Each beach has its own personality, with a huge diversity of landscapes and distinctive characteristics between the northern beaches and those along the south coast. On the north coast which has the highest cliffs, the beaches tend to be smaller with red sand and backed by woodland, while on the south coast which is sheltered from the northerly prevailing wind called the Tramuntana, the beaches have fine white sand and some of the longest stretches of sand on the island.
Although many beaches offer all the facilities you’d expect from an established resort, including bars, shops and watersports, there are still many that are completely undeveloped. Being more difficult to access, they provide an idyllic setting in pretty rocky coves backed by woodlands or high cliffs and mean that even in high summer there are always secluded places to relax in the sun and enjoy a picnic.
See our Beach Guide for detailed information on the most popular beaches.
Blessed with outstanding environmental diversity, Menorca became a protected UNESCO biosphere zone in 1993, with the aim of conserving its natural beauty whilst supporting sustainable tourism. Spectacular features include gullies, land and underwater caves, lagoons and dune systems, plus an abundance of flora and fauna and many wildlife species that are unique to the island. Menorca’s protected status means building is restricted and commercial properties and domestic dwellings are limited to no more than two floors.

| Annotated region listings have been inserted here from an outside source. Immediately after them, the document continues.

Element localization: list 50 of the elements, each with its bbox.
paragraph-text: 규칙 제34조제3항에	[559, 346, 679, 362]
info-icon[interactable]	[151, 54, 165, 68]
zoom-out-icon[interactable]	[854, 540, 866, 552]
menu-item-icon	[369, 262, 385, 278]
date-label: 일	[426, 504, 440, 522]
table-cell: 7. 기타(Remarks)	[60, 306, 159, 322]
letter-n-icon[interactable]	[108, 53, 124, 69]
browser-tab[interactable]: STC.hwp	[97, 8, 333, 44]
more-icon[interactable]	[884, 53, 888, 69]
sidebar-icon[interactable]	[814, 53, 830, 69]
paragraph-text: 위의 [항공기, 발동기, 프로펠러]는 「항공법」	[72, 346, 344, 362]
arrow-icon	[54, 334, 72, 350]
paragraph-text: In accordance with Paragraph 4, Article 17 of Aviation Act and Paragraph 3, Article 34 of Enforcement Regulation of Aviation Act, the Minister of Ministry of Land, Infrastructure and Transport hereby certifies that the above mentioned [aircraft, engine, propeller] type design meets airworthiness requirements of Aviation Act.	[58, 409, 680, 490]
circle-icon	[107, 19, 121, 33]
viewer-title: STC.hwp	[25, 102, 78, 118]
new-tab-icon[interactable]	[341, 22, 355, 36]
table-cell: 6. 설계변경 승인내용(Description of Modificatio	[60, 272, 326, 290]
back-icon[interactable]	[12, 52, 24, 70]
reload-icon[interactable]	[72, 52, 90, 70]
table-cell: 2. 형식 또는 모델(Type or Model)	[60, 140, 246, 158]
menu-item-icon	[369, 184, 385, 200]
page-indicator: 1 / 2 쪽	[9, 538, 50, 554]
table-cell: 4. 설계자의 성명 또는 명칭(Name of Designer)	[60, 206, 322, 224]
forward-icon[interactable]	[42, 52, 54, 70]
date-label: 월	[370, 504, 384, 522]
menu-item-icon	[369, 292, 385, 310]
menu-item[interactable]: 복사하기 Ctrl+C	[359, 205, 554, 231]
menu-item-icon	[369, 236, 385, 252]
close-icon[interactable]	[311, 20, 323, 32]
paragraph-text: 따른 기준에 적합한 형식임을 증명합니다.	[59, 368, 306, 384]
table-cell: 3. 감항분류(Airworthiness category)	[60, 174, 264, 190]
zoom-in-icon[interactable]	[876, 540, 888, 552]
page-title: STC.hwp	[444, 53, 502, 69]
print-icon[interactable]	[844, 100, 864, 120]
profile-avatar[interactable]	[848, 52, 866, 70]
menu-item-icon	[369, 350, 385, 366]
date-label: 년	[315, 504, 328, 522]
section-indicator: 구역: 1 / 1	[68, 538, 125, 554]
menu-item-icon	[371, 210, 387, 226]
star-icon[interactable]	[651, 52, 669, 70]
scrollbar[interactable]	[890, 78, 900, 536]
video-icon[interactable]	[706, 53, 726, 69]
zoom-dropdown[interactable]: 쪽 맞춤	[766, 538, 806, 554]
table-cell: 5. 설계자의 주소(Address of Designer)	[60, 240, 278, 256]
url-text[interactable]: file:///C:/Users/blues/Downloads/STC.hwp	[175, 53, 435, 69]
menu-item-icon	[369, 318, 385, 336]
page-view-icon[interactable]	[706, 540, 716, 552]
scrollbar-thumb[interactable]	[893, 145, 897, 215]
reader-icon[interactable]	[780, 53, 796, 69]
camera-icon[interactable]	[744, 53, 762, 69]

There are two main towns that feature prominently in Menorca’s history. Mahon or Mao to the locals is the capital of Menorca and home to the second deepest natural harbor in the world, the largest being pearl harbor in Hawaii! The second town, Ciutadella, was in fact Menorca’s original capital and is located on the southern tip of the island.
Mahon is a beautiful historic town perched above a large and very busy port, enabling even the largest cruise ships to dock right by the harbour side. The town has a wonderful cosmopolitan atmosphere with its pavement cafes and bars located in a maze of narrow, cobbled streets, main pedestrian area lined with stylish shops and attractive architecture reminiscent of its Georgian past, where sash windows, and elaborate balconies feature prominently in the 18th century townhouses.
The strategic naval positioning of the harbour has meant Mahon has had more than its fair share of foreign occupiers throughout its turbulent history. However, it is the French and in particular the British, who established Mahon as the capital in 1722, that have probably had the most impact on the town during their occupation in the 18th century. Such buildings of interest include the Town Hall, built in 1631 and then restored around 1789 and still displaying the clock given to the Menorcan’s by the English Governor, Richard Kane, The Placa de s’Esplanada with its original British barracks, the Church of Santa Maria rebuilt between 1748 and 1772 and home to an impressive organ with over 3000 pipes and, overlooking the harbour, the town’s market which was originally a convent built in 1751 and has since been beautifully restored.? The harbour is also steeped in history and has some fascinating attractions such as Fort Marlborough and Fort La Mola (where Hornblower was filmed), both of which are well worth a visit for history lovers young and old.
Ciutadella is completely different in style and layout and remains an important cultural and religious centre. With its charming old quarter, pretty squares with hidden shops and restaurants and wonderful cathedral right in the centre, not to mention its distinctive architecture, with influences of its Roman, Moor and Aragonese occupation still in evidence, Ciutadella has a lot to offer. The main square, the Plaça d’es Born, is a former Moor parade ground surrounded by impressive buildings and is one of the most attractive squares in Spain. In the centre stands an obelisk in memory of the Turkish invasion of 1558. A small picturesque harbour lies beneath the town lined with bars and restaurants and is from where ferries to neighboring islands operate. A main road links the two towns.